Les images d'espaces invisibles ont révélé les mouvements des molécules, leur fluctuation dans les phases de chargement ou de déchargement, les zones les plus inactives ou la précipitation de solides. Toutes ces informations nous permettent de concevoir des batteries plus efficaces.
« La recherche a été dirigée par le chercheur espagnol Forner-Cuenca et son équipe (Maxime van der Heijden, Remy R. Jacquemond et Emre B. Boz) à l'Université de technologie d'Eindhoven, en collaboration avec le MIT et l'Institut Paul Scherrer de Suisse (PSI), qui a fourni les installations nécessaires au développement des expériences, qui ont duré 12 jours sans interruption et avec des mesures toutes les 30 secondes.

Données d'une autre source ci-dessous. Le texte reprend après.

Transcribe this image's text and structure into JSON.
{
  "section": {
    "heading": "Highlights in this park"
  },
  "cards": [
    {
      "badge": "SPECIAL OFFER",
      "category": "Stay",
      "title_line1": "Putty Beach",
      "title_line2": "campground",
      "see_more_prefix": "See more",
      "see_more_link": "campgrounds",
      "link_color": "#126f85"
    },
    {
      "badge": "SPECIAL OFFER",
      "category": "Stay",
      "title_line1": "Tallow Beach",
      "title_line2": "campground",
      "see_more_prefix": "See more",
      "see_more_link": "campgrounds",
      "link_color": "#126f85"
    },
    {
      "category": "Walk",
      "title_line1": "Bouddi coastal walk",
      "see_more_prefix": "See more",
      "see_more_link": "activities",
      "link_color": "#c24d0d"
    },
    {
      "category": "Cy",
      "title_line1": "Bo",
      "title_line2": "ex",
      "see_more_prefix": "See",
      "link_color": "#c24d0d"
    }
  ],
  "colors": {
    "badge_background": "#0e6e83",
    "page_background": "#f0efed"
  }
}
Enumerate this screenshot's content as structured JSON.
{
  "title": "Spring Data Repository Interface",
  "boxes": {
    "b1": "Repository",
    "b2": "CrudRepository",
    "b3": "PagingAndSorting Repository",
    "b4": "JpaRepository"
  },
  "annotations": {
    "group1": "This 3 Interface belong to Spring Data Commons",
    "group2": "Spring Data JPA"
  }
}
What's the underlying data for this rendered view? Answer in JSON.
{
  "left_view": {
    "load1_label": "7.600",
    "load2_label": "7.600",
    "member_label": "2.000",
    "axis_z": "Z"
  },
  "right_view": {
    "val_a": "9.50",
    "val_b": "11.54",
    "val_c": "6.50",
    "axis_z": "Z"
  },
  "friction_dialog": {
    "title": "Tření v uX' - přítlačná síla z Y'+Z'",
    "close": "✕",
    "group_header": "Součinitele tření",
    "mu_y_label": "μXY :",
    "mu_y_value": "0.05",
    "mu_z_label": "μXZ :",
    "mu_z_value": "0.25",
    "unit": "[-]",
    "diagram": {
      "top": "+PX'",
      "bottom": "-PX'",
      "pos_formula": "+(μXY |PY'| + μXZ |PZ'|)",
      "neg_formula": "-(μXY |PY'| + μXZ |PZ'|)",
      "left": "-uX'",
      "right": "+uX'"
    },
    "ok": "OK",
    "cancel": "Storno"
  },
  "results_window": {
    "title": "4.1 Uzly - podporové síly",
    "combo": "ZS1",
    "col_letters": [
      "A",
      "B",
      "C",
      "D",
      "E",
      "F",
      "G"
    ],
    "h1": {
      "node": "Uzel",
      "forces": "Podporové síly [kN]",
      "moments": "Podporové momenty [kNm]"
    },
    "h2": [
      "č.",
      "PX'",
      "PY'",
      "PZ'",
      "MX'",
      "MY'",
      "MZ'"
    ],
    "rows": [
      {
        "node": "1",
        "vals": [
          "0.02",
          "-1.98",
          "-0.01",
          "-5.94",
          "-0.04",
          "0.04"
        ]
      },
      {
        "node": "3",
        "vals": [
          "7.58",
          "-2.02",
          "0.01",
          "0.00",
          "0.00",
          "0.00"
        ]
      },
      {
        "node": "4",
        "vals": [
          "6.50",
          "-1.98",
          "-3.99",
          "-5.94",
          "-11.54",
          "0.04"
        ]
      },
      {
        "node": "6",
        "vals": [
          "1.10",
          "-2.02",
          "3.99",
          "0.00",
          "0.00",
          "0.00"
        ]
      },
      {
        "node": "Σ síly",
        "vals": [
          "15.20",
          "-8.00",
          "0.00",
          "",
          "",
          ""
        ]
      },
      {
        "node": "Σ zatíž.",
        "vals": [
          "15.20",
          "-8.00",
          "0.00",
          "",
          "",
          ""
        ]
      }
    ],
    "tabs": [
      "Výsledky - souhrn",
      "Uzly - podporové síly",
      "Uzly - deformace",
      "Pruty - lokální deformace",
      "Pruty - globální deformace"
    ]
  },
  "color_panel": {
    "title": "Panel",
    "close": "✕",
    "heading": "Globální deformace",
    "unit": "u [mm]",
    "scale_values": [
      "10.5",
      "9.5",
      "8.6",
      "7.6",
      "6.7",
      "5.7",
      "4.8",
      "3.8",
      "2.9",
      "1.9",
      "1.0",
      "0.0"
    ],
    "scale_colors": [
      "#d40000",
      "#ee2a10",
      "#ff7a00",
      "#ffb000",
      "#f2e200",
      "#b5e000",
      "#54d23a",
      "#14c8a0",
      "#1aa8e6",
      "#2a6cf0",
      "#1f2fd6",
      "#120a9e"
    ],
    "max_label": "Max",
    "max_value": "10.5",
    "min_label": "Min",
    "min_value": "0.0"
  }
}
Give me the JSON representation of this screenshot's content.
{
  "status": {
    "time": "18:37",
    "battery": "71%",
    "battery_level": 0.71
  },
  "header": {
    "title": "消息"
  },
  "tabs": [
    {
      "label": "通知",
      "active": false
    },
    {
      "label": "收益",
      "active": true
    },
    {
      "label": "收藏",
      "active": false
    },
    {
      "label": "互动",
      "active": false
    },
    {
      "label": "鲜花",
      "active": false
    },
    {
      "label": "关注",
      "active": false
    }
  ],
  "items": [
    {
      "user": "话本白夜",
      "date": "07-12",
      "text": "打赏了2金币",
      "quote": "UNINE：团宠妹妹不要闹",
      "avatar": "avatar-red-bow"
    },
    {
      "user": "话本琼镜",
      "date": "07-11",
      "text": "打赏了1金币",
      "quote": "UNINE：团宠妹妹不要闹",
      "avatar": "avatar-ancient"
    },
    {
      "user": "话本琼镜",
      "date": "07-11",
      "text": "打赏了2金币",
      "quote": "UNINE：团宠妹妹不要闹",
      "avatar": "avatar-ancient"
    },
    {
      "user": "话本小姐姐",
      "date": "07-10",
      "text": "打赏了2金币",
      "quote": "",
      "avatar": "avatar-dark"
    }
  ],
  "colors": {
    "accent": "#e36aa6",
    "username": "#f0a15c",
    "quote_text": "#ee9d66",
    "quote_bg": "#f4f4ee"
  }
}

La ligne de travail de l'université européenne est partagée par d'autres entités internationales car, comme l'explique Santanu Roy, co-auteur d'une recherche publiée dans « une meilleure capacité à prédire et calculer les comportements microscopiques, ainsi qu'à obtenir des données fiables, aident à développer meilleurs modèles.
Le scientifique, qui étudie les sels fondus comme combustible et comme liquide de refroidissement des réacteurs, explique que « le comportement chimique, structurel et dynamique des sels au niveau atomique est difficile à comprendre ». Lorsqu’un faisceau de neutrons est dirigé vers un échantillon, beaucoup d’entre eux traversent le matériau, mais certains interagissent directement avec les noyaux atomiques et « rebondissent » selon un angle, comme des balles qui entrent en collision dans une partie de billard. À l'aide de détecteurs spéciaux, les scientifiques comptent les neutrons diffusés, mesurent leurs énergies et les angles de diffusion et cartographient leurs positions finales. Cela permet d'obtenir des détails sur la nature des matériaux, des cristaux liquides aux céramiques supraconductrices, des protéines aux plastiques, et des métaux aux aimants en verre métallique.
Toujours dans le cadre de l'amélioration des performances des appareils, l'Université d'Osaka (Japon) a utilisé des neutrons pour mesurer rapidement et avec précision les températures internes des composants électroniques. La méthode, également publiée par, utilise une technique appelée « absorption par résonance neutronique » pour examiner les neutrons absorbés par les noyaux atomiques à certains niveaux d’énergie et en déduire les propriétés du matériau. « Cette technologie permet de mesurer la température instantanément (100 nanosecondes) et, comme elle est non destructive, elle peut être utilisée pour surveiller des appareils tels que des batteries et des dispositifs à semi-conducteurs. » explique Zechen Lan, auteur principal de l'ouvrage.